O historiador Marcos Napolitano, professor da USP, pesquisador da Fapesp e especialista em história da república brasileira, com foco no período militar, fez uma análise contundente sobre a tentativa de golpe de Estado em 2022. Para ele, “Os fatos foram muito graves e não ficaram apenas no plano dos discursos e do tensionamento político contra a democracia, mas apostaram e trabalharam pelo caos social e pela volta da ditadura”.
Napolitano destaca o papel do Supremo Tribunal Federal (STF) e da Polícia Federal (PF) na investigação, afirmando que “o que já é um avanço”. O historiador ressalta a necessidade de aguardar a decisão da Procuradoria Geral da República (PGR) sobre a abertura de inquérito para apurar as responsabilidades dos envolvidos.
Segundo Napolitano, a tentativa de golpe fracassou por dois motivos principais. O primeiro foi o maior consenso em torno dos valores liberal-democráticos dentro das instituições políticas e jurídicas, em comparação com o passado. O segundo, e mais importante, foi a falta de apoio institucional e de organização. Ele destaca a ausência de apoio de setores liberais e da classe média, em contraste com o ocorrido em 2016, quando a presidenta Dilma Rousseff foi afastada. “Os golpistas de 2022 tinham até um razoável apoio na sociedade, mas sem apoio institucional nas Forças Armadas, nos grupos políticos organizados (partidos, associações civis), na imprensa e no parlamento, golpes dificilmente prosperam. Mas isso não diminui a gravidade do crime cometido contra a democracia por lideranças civis e militares entre 2022 e início de 2023”, explicou.
O pesquisador traça um paralelo entre a tentativa de golpe de 2022 e a crise política de 2015 e 2016, e o período do Lava Jato, afirmando que a tentativa de golpe é “um filho, ainda que indesejado, da crise política de 2015 e 2016 e do lavajatismo”. Ele analisa que as lideranças e simpatizantes da extrema direita se sentiram encorajados pelo golpe parlamentar de 2016, “que foi basicamente um golpe parlamentar com apoio social e jurídico”, mas que “ficaram com a sensação de que aquele trabalho não foi bem feito, posto que Lula ainda podia voltar ao poder pela vida eleitoral”.

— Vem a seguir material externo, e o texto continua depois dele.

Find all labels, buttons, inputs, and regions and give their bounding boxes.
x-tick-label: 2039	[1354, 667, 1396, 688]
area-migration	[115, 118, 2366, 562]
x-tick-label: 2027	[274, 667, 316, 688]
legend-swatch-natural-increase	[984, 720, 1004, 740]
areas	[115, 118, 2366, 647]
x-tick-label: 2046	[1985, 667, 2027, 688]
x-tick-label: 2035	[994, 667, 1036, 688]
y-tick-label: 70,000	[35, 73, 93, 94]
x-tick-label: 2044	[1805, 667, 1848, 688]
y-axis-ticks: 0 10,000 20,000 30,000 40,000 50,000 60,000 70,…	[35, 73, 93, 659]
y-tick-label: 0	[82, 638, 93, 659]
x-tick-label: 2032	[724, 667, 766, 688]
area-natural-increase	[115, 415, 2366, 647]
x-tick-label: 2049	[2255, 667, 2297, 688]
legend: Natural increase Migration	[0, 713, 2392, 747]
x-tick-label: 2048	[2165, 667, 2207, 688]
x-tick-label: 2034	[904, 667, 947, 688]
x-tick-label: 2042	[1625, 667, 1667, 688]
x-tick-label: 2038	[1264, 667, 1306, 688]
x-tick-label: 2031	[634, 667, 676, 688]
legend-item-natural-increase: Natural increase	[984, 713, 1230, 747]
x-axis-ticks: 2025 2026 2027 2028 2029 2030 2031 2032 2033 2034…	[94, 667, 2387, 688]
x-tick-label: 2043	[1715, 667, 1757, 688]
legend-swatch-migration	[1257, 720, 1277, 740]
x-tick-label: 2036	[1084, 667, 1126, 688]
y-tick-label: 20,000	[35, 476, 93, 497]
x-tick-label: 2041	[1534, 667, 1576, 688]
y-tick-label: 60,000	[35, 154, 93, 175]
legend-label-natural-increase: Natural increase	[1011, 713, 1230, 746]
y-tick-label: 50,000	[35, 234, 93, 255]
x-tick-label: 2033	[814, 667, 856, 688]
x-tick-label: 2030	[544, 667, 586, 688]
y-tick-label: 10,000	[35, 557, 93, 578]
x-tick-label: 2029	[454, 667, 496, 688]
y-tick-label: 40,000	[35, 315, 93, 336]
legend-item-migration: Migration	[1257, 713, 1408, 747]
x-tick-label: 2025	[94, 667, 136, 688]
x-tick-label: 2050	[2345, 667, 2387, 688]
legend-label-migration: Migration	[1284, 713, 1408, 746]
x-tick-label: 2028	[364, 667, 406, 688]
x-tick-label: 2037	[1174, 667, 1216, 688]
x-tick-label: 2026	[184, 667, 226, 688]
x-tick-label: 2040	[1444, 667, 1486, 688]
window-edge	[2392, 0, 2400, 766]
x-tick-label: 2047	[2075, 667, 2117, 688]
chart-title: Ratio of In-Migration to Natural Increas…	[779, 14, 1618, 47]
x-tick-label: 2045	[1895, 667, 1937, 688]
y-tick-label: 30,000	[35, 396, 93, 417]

Napolitano lembra que houve diversos golpes de Estado entre 1950 e 1964, alguns deles “muito estapafúrdios e tresloucados”, e que “De tanto errar os golpistas aprenderam e se organizaram melhor para 1964”. Por isso, ele alerta para a necessidade de “ficar alerta, punir tentativas de golpes e não ficar no discurso otimista de que ‘nossas instituições são fortes’ ou ‘a sociedade não aceita mais golpes de Estado’”.
Para fortalecer a democracia brasileira e prevenir novas tentativas de golpe, Napolitano propõe algumas medidas: um reforço na crença na democracia e nas formas negociadas de resolução de conflitos; a necessidade de que as elites políticas, independentemente da ideologia, isolem aventureiros e golpistas; e, finalmente, a punição exemplar dos golpistas, civis e militares, dentro dos marcos da lei. Ele reconhece a dificuldade da tarefa, considerando a desigualdade social, a violência e a cultura política autoritária do país.
Em suas considerações finais, Napolitano enfatiza a importância de que “as elites políticas de todas as ideologias saibam isolar aventureiros e golpistas que surgem de quando em quando dentro do próprio sistema político e que tenham seriedade para administrar o país de maneira minimamente decente e republicana”. E conclui: “E, por fim, punir os golpistas civis e militares de maneira exemplar e dentro dos marcos da lei”.